I need to let you all know quite a bit of things, so please, just bare with me on this post, and read the entire thing. Thank you, I appreciate it.
Well, here I am again. You know, that girl who's always promising you all something wonderful, and then fails to complete it? That would be me. I have a lot to explain, and I was thinking of making a video out of it, but then again, it would get too long because I'd start rambling...Anyways, I am just so grateful to have all of you here for me. So many of you are so kind and supportive, it really means a lot. As I mentioned in my new video's description, I said I felt like I was acting so serious, and almost not human. If you've been on my Flickr recently, and saw my latest three photos, you might have noticed that I just wrote a simple little statement for two of them, the newest I didn't even write anything. Normally on Flickr, I'm always writing a nice long description for the photos, but instead...I don't even know. I'm noticing that when I need to get something out of my head, I just go outside and do photography for hours, that's been my habit lately. I haven't made an actual video in 2 months, that video was my Christmas movie. My videos after that were an opening video, and two photo shoots. To me, those aren't my typical videos. Like I said, I'm very into photography lately. Now, that's going to change. Yes, I'm still going to do photography, but I'm going to begin making my regular videos again too. I've been trying to film, but I find that I seem to give up on them, I feel like I'm not good enough, I'm really judgmental of myself, I'm constantly criticizing my own videos, not your videos, mine. I always find something wrong with all of them. Sure, nobody's perfect, but I feel like I should be. People tell me I'm their role model, all I can say is wow.

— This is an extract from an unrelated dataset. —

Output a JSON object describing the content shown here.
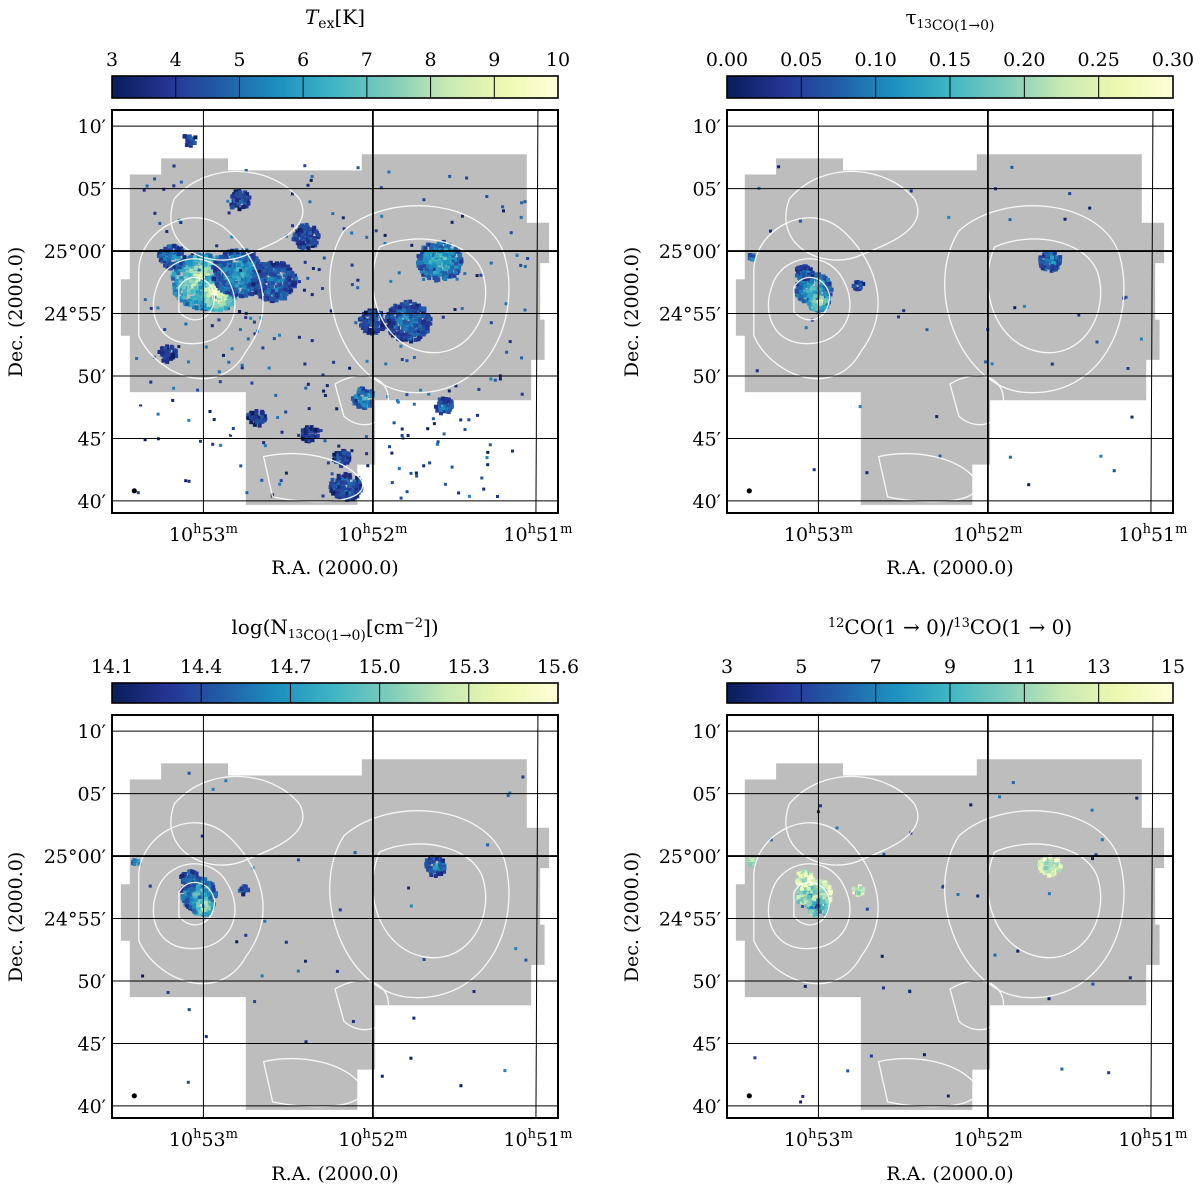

You have no idea how that makes me feel, extraordinary, really...thank you. Because of that, I just want to make you happy. I've been very unsuccessful at doing so, but...just remember, I'm trying. I have a HUGE surprise, and it's actually going to happen! Not lying, I'm serious about it, it's going to happen, because I won't give up. I won't leave you all hanging. I'm pre-filming for it right now, and it's coming at 3,000 subscribers. So lets get there, and it will come.

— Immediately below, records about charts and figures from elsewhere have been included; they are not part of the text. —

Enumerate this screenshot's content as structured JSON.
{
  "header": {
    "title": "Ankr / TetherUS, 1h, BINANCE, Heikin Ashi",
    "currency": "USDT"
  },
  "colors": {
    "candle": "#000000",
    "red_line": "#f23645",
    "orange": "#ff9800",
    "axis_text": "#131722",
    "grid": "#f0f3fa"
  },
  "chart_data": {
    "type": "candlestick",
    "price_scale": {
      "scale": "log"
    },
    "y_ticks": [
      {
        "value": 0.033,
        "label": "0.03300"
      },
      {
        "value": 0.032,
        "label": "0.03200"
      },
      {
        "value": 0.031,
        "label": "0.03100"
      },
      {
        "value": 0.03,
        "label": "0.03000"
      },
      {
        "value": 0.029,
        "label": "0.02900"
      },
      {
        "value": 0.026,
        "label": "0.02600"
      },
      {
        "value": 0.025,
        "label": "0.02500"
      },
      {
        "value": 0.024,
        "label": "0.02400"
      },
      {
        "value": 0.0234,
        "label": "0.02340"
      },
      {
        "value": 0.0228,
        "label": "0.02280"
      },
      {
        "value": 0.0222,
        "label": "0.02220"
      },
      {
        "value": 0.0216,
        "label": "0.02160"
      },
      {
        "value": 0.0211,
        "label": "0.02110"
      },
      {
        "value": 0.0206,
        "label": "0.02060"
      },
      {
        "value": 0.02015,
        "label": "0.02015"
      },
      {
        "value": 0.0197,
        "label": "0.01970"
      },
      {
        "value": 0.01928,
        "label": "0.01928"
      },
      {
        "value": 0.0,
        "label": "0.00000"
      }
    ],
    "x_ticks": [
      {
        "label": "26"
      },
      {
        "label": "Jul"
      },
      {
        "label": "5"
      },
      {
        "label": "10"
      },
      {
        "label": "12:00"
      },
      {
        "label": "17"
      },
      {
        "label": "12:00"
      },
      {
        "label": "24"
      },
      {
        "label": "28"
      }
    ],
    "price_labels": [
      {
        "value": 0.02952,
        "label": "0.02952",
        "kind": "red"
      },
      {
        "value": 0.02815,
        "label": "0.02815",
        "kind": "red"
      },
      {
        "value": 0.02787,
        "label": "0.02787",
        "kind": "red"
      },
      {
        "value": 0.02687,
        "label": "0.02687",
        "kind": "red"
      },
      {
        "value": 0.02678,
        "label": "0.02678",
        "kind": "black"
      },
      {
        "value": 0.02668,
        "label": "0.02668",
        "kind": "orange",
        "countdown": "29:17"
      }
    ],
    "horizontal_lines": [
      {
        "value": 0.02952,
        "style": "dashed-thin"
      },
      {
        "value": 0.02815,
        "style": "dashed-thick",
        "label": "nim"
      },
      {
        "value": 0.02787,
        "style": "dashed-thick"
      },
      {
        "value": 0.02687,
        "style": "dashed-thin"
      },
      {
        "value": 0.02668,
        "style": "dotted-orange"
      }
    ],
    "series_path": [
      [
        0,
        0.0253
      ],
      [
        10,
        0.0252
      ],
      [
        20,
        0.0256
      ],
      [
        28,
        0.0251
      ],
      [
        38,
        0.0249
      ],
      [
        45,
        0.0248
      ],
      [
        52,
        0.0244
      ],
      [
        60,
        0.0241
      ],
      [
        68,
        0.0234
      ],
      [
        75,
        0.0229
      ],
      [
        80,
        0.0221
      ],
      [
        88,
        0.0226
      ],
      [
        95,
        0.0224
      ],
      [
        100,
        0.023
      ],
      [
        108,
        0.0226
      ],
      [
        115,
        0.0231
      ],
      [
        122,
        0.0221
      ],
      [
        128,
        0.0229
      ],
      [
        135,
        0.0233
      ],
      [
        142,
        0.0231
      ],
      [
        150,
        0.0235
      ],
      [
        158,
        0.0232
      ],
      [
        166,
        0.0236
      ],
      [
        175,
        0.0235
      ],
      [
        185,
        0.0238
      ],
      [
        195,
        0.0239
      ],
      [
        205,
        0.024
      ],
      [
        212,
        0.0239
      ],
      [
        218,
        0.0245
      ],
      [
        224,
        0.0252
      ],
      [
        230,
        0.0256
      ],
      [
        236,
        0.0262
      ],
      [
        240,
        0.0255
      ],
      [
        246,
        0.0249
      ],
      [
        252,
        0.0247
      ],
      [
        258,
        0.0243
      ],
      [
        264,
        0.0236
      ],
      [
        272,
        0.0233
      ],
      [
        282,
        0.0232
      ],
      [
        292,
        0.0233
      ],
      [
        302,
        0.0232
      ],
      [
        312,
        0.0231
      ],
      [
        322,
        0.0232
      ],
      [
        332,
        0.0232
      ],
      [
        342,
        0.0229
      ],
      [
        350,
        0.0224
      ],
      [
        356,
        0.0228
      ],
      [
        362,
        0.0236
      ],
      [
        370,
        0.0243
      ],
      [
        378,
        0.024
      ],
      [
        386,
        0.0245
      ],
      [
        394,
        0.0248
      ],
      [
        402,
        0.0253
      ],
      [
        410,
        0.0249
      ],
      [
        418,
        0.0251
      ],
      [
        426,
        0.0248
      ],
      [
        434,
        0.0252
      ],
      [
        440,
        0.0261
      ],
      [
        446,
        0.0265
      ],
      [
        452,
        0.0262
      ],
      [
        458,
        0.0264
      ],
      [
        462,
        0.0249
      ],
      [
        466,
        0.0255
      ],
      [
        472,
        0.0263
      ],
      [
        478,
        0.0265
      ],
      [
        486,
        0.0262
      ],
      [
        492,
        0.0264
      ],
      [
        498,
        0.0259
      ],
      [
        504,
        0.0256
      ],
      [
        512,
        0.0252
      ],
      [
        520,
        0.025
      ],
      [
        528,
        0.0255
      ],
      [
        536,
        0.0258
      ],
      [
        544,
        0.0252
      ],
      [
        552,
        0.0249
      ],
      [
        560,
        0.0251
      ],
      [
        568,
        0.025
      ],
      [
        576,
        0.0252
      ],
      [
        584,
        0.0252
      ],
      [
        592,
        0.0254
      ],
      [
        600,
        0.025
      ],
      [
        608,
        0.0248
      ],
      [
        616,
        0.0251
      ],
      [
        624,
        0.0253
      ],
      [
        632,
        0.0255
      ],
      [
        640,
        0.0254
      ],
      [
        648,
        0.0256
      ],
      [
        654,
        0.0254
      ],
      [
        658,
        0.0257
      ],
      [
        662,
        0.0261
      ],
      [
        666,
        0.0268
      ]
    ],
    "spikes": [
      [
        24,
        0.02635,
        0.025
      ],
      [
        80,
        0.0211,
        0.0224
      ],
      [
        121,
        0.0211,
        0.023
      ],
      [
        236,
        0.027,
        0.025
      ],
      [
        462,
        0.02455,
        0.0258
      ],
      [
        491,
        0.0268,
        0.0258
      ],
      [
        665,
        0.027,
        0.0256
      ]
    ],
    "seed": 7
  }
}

I hate to make anyone feel depressed by reading that giant paragraph up there...don't worry about me. I'll be okay, I'm not going to crawl into a ball and die, I don't need a therapist, etc. Right now, I'm sitting in my room in the dark, it's only a quarter after 11 AM here, and I've yet to open my curtains to let sunshine in. xD And I'm listening to the incredible Of Monsters And Men (which you may or may not know is now my new favorite band). I have an unhealthy obsession with their album, "My Head Is An Animal" which is actually kind of ironic, considering that MY head is currently an animal...
Good news, I'm nearly saved up for Kit's bed! It didn't take as long as I expected! I'll be ordering it in about two weeks or so. *happy dance* :)
Again, do not worry about me. I'm going to be okay, I just need some time to think about my life, and I need time management, desperately too... ._.
Thank you for sticking by me through everything, I love you all.